7 state lotteries join forces for multi-state raffle

Tickets on sale Sept. 8

by Todd Northrop

Seven United States lotteries will offer a first-of-its-kind multi-state raffle that goes on sale in about a week.

Called the Multi-state Millions Raffle (and possibly other names in the participating states), it’s guaranteed to hand out $1 million prizes — just how many depends on how many of the $10 tickets are sold in the participating states.

“All of the lotteries are looking for new ideas and new games and new things to do to generate revenue,” Ohio Lottery spokeswoman Danielle Frizzi-Babb said. “This one comes with less financial risk. We’re in it with a large group.”

The Multi-State Lottery Association (MUSL) in Urbandale, Iowa, will run the game. It is the same group that now oversees the Mega Millions and Powerball lotteries.

So far, seven state lotteries have committed to the raffle:  Indiana, Iowa, Michigan, New Jersey, New York, Ohio, and Oklahoma.

Multi-state Millions RaffleRaffle tickets will be on sale at lottery retailers in the seven states from Sept. 8 through Oct. 31.  The raffle drawing will take place on Nov. 1.

Unlike Mega Millions and Powerball, in which the money keeps growing until someone matches six numbers, the raffle is guaranteed to hand out cash.

“Raffles are a popular concept and the must-be-won concept is popular with a lot of folks,” said Charles Strutt, executive director of the Multi-State Lottery Association.

He said the plan is to hold the raffle — which will go by different names in different states — only once or twice a year.

The association estimates that there could be 16 to 30 $1 million prizes given out.  If there’s no $1 million winner drawn from a participating state, there will be a $50,000 runner-up prize awarded to one winner from that state.

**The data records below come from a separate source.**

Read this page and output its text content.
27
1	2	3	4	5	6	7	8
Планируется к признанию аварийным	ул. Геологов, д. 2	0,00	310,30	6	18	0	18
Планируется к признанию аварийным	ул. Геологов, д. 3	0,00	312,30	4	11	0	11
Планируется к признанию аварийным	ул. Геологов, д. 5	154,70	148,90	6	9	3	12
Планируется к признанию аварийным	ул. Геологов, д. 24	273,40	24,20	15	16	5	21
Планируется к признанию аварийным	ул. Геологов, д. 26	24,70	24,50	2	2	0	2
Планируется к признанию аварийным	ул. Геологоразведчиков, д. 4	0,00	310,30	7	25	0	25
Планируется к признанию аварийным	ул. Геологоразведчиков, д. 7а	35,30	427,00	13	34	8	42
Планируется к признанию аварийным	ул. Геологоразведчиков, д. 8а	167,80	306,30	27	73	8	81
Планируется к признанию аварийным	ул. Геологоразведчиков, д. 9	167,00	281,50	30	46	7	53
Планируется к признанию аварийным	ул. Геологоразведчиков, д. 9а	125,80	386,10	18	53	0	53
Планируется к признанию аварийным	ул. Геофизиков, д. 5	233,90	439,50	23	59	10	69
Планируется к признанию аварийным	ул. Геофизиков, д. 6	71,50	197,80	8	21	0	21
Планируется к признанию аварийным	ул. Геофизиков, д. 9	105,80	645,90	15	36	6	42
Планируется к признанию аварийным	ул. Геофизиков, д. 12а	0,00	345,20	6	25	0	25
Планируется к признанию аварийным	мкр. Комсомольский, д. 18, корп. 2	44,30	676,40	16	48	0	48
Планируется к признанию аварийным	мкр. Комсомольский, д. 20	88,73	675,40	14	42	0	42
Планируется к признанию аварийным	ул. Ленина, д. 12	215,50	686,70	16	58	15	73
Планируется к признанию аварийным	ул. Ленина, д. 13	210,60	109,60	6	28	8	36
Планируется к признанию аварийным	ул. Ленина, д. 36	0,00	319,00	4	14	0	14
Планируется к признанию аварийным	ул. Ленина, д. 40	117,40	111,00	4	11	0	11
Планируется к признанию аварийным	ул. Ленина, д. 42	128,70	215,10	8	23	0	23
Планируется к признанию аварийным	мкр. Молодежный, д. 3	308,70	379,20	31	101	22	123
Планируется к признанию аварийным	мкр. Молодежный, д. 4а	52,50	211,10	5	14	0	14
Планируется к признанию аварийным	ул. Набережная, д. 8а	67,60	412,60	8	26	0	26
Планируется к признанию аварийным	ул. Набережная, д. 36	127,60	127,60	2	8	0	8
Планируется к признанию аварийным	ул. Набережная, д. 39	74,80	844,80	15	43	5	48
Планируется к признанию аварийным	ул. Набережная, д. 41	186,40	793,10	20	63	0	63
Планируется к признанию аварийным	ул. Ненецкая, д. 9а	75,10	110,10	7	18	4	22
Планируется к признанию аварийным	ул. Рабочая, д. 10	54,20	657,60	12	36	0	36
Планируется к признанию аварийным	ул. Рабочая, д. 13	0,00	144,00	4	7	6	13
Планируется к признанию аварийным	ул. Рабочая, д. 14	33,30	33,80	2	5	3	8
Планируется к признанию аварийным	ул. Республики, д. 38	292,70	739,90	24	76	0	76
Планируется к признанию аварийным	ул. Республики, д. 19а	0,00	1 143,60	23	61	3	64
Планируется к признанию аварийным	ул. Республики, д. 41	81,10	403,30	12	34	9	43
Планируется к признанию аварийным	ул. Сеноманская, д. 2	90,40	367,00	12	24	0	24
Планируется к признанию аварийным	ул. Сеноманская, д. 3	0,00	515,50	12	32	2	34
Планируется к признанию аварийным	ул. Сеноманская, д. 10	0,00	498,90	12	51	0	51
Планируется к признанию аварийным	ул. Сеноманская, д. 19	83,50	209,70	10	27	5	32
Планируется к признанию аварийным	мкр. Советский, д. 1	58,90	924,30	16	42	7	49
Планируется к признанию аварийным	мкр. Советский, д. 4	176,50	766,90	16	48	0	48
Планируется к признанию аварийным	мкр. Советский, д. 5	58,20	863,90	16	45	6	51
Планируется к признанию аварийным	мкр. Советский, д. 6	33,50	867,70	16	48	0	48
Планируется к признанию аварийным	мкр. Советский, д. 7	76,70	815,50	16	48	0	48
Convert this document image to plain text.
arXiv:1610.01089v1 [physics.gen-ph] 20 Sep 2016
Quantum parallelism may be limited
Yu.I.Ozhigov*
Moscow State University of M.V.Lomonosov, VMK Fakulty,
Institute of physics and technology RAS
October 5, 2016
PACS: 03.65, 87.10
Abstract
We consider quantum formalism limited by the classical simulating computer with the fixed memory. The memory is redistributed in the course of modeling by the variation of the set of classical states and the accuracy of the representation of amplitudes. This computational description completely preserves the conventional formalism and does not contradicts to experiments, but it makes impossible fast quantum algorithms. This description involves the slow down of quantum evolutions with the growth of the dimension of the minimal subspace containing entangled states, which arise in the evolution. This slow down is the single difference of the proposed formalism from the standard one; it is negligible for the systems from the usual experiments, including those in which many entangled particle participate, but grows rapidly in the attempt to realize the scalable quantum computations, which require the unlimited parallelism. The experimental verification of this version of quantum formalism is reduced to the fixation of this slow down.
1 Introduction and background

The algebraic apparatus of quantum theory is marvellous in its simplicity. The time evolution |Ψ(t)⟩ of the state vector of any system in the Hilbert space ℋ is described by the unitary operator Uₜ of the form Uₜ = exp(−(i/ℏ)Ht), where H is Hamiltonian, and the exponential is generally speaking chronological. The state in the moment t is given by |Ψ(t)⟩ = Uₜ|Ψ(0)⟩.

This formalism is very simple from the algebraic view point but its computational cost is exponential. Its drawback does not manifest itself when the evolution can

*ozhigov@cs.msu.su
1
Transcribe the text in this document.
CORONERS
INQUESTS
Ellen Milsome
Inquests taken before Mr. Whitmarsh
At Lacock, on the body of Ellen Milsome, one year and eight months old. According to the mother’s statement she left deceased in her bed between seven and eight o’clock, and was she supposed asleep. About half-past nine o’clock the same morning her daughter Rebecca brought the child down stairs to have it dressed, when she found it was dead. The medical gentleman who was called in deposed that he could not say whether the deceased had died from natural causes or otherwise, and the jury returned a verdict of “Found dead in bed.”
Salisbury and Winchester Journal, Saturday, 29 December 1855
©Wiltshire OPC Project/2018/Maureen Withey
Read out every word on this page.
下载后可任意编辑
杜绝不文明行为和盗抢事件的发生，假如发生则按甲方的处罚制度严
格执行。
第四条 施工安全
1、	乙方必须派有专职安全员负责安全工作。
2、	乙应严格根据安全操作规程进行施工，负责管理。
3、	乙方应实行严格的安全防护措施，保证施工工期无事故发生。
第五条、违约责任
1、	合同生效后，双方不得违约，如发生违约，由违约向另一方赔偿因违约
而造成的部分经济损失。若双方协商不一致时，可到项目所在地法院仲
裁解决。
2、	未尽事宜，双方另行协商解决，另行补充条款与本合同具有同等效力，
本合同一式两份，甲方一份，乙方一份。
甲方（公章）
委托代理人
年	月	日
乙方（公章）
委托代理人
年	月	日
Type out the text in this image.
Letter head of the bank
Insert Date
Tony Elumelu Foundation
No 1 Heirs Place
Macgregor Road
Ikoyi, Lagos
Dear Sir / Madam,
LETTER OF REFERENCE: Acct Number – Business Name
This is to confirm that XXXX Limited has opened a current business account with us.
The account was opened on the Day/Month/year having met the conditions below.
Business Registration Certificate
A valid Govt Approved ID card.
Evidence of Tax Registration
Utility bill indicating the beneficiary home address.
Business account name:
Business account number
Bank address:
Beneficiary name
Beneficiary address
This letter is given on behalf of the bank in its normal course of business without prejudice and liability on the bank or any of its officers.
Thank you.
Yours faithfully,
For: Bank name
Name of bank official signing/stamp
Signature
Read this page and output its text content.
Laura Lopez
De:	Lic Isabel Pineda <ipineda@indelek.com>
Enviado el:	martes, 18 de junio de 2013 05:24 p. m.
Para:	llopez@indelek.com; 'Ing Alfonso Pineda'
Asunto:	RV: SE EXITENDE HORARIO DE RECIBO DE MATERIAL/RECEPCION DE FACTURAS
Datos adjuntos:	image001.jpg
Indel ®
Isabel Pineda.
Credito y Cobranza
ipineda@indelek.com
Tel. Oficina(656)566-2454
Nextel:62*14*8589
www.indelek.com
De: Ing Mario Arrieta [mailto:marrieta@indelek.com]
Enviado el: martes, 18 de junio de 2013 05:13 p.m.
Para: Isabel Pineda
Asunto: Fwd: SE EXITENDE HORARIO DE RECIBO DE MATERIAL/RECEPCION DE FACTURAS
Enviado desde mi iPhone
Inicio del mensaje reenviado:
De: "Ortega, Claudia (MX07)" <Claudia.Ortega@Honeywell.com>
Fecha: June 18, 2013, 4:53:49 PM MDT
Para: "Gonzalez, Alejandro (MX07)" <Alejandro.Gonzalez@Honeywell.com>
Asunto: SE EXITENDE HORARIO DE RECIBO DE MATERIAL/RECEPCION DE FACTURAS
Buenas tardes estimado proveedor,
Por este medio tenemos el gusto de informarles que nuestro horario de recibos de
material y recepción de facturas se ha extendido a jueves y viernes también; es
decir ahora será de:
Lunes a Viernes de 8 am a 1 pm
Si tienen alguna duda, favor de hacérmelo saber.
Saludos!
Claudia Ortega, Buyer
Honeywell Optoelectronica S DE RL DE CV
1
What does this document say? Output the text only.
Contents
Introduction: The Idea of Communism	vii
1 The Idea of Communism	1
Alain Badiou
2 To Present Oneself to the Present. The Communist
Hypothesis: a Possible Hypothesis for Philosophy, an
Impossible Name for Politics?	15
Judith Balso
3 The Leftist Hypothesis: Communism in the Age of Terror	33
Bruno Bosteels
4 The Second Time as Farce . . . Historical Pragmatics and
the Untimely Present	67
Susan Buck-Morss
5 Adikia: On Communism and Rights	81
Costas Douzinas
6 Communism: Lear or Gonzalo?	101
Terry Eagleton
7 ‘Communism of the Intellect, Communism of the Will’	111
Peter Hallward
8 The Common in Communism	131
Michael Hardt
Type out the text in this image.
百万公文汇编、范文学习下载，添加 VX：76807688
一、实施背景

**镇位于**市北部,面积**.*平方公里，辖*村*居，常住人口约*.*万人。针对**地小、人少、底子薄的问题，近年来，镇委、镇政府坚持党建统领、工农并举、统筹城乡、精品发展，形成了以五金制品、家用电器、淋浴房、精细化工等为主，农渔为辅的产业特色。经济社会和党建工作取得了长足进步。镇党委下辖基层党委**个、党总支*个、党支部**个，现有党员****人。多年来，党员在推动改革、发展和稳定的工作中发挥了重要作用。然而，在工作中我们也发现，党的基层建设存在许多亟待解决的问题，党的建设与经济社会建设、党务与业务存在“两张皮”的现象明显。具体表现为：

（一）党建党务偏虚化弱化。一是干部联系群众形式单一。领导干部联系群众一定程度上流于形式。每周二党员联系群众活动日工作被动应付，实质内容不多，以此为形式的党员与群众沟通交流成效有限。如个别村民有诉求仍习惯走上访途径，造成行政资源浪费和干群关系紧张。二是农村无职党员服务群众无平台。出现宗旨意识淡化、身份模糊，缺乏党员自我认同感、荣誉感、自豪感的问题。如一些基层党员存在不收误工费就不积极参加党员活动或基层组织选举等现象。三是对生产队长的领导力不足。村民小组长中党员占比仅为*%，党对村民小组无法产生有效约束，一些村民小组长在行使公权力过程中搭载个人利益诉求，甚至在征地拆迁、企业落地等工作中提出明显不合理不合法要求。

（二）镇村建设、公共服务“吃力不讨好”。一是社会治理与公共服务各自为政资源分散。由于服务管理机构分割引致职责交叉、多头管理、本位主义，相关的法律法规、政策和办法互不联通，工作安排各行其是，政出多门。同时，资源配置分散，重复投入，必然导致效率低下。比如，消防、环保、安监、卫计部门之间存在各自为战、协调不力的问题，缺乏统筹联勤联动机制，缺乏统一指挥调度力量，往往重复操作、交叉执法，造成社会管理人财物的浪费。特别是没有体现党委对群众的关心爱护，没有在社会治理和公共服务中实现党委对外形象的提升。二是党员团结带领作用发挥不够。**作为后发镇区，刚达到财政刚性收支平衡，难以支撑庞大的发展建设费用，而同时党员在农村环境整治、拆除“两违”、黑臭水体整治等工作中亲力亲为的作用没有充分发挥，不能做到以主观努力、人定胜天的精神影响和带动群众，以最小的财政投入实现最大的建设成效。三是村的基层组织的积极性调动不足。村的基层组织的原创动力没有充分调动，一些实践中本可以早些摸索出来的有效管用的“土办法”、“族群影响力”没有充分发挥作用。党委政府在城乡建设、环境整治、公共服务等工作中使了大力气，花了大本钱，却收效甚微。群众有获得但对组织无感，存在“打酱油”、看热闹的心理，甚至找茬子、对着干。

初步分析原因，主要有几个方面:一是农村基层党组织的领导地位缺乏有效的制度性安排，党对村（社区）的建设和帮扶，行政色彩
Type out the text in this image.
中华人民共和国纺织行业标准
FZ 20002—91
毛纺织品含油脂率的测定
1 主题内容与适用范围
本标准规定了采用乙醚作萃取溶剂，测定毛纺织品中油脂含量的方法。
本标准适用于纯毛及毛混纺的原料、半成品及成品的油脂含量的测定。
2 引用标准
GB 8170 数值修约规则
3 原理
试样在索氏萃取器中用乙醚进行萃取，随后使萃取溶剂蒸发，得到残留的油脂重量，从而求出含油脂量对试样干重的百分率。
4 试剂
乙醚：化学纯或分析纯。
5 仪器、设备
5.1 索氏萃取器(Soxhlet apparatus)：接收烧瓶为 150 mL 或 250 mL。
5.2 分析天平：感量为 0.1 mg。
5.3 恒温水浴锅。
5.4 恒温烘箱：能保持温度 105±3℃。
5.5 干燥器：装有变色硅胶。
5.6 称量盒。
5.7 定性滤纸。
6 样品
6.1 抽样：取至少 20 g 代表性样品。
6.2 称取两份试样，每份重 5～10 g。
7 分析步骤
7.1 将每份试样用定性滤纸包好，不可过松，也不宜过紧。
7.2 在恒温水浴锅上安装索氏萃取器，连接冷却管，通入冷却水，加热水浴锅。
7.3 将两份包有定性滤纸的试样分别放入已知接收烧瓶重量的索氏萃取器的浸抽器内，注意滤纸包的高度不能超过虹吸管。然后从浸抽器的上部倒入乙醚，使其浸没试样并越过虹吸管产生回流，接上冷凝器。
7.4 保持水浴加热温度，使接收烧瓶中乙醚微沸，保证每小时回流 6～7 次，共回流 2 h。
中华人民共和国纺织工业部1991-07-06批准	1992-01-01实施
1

In the past decade, raffles have become a somewhat popular and successful new game type in some states.  Most states have tried raffles, and a few states have raffle drawings regularly during the year.

For a state lottery, raffles can be risky ventures, because although they typically guarantee certain prize payouts, there is no guarantee they will sell out all the tickets.  Although there is still no guarantee of success for the lotteries in a multi-state raffle, banding together with other states may help spread the risk, as well as spreading the marketing cost and impact.

“This is something that really has never been done before,” Frizzi-Babb said.

People will be able to buy as many tickets as they want in the upcoming Multi-state Millions Raffle.

Frizzi-Babb said it’s not clear how much states could profit from the venture. The Ohio Lottery has estimated it could sell anywhere from $5 million to $10 million in tickets.